If a transfer of part or all of an account is allowed under this subsection, the successor employer requesting the transfer may make a request for transfer by filing an application for transfer with the Division within two years after the date the business was transferred.

(c) Acquisition by Related Party. – If an employer transfers its business, or a portion thereof, to another person and, at the time of the transfer, there is substantially common ownership, management, or control of the predecessor employer and the transferee, then the portion of the account attributable to the transferred business must be transferred to the transferee as of the date of the transfer for use in the determination of the transferee's contribution rate.

Substantially common ownership, management, or control exists if one or more persons, entities, or other organizations owning, managing, or controlling the business maintain substantial ownership, management, or control of the transferee.

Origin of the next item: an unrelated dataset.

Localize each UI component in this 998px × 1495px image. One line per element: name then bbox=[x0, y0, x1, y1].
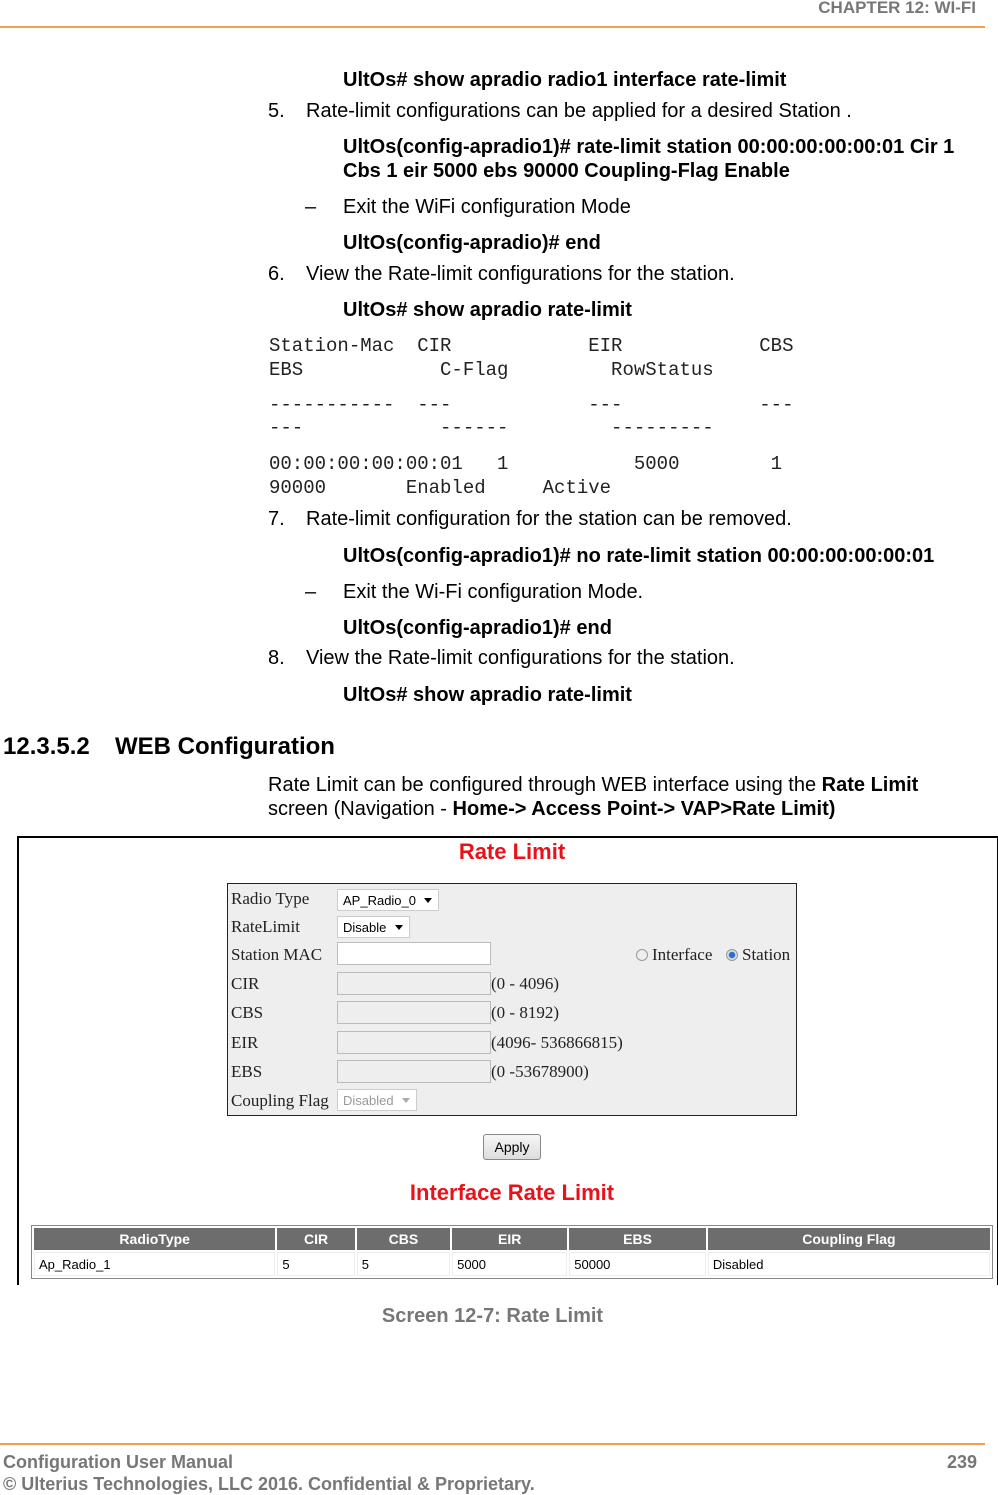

Control may occur by means of ownership of the organization conducting the business, ownership of assets necessary to conduct the business, security arrangements or lease arrangements covering assets necessary to conduct the business, or a contract when the ownership, stated arrangements, or contract provide for or allow direction of the internal affairs or conduct of the business. Control is not affected by changes in the form of a business, reorganization of a business, or expansion of a business.

(c1) Acquisition to Obtain Lower Contribution Rate. – The account of the predecessor employer will not be transferred if the Division finds that a person formed or acquired the business solely or primarily for the purpose of obtaining a lower contribution rate.

(d) Contribution Rate. – If the effective date of a transfer of an account under this section is after the computation date in a calendar year, the Division must recalculate the contribution rate for the predecessor employer and the successor employer based on their account balances on the effective date of the account transfer.

(e) Liability for Contributions. – An employer that, by operation of law, purchase, or otherwise is the successor to an employer liable for contributions becomes liable for contributions on the day of the succession. This subsection does not affect the successor's liability as otherwise prescribed by law for unpaid contributions due from the predecessor.

(f) Deceased or Insolvent Employer. – When the business of a deceased person or of an insolvent debtor is taken over and operated by an administrator, executor, receiver, or trustee in bankruptcy, the new employer automatically succeeds to the account and contribution rate of the deceased person or insolvent debtor without the necessity of filing an application for the transfer of the account.

(g) Continuation of Existing Account. – Any transferee subject to a complete transfer of account under this section must not request or maintain an account with the Division other than the account of the existing business. If a transferee receives a new account and the Division subsequently finds that the transferee is subject to a complete transfer of account under this section, the Division must recalculate the annual tax rates based on the combined annual account balances of the new employer and the existing business. (2013‑2, s. 4; 2013‑224, s. 19; 2016‑4, s. 1; 2017‑8, s. 4(a).)